Piaget believed that a kind of Hegelian style dialectic of thesis, contradictory antithesis and higher synthesis was at work in the process of knowledge construction. For him children’s knowledge developed in a kind of spiral staircase effect. He believed in a dynamic concept of mind in which there was a constant reassessment of knowledge. The processes of assimilation and accommodation allowed a kind of equilibrium to be maintained.

Piaget’s most famous claim was that children go through identifiable stages in their learning and development. The first of these is the sensorimotor stage (0-2 years old) where children are considered to be deeply egocentric, their experience driven by movements and senses. Only in the final six months do they start to think symbolically at all.
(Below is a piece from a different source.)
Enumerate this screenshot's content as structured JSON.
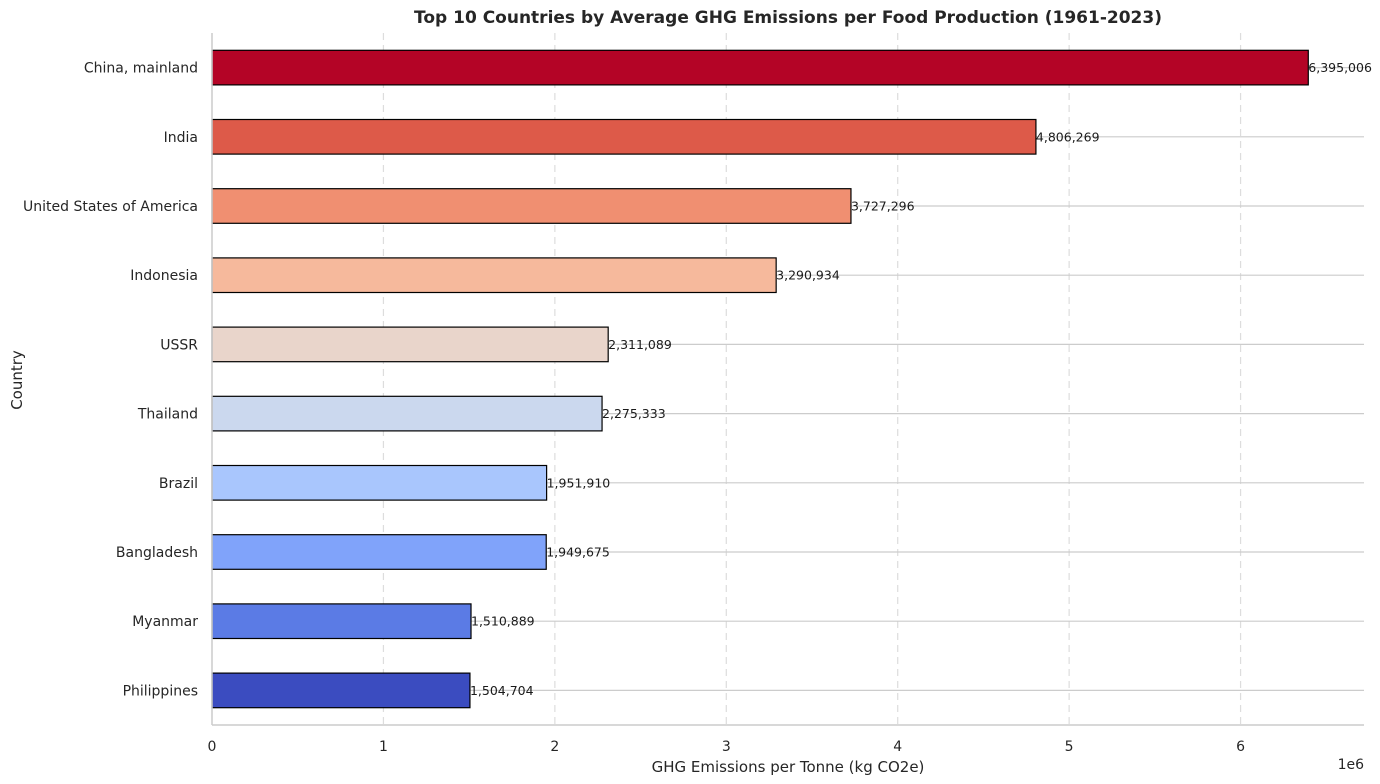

The second stage (2-5 years old) is the preoperational stage and is where motor skills appear although logic is not used and thinking is magical. The third stage (5-11 years old) is the concrete operational stage where children start to think logically but only with practical aids. Finally, the formal operational stage (over 11 years old) is where full abstract thought appears.

The idea of developmental stages is a theme that many subsequent researchers, to this day, have lingered on but without any definitive results. It is difficult to test for, especially in younger children, who might not understand what is expected of them. It may be that some more subtle version of the stage model of cognitive development is correct, or perhaps a recurrent phase model such as the representational redescription model of Karmillof-Smith, for example. This is an empirical matter.

Piaget’s legacy though, is as one of the founding fathers of modern, scientific, experimental developmental psychology. His many writings and experiments provided the beginnings of a research program that is ongoing. Although his theories of cognitive development and his thoughts on education practice have been heavily criticised in recent years he was undeniably one of the most significant figures in the history of the field.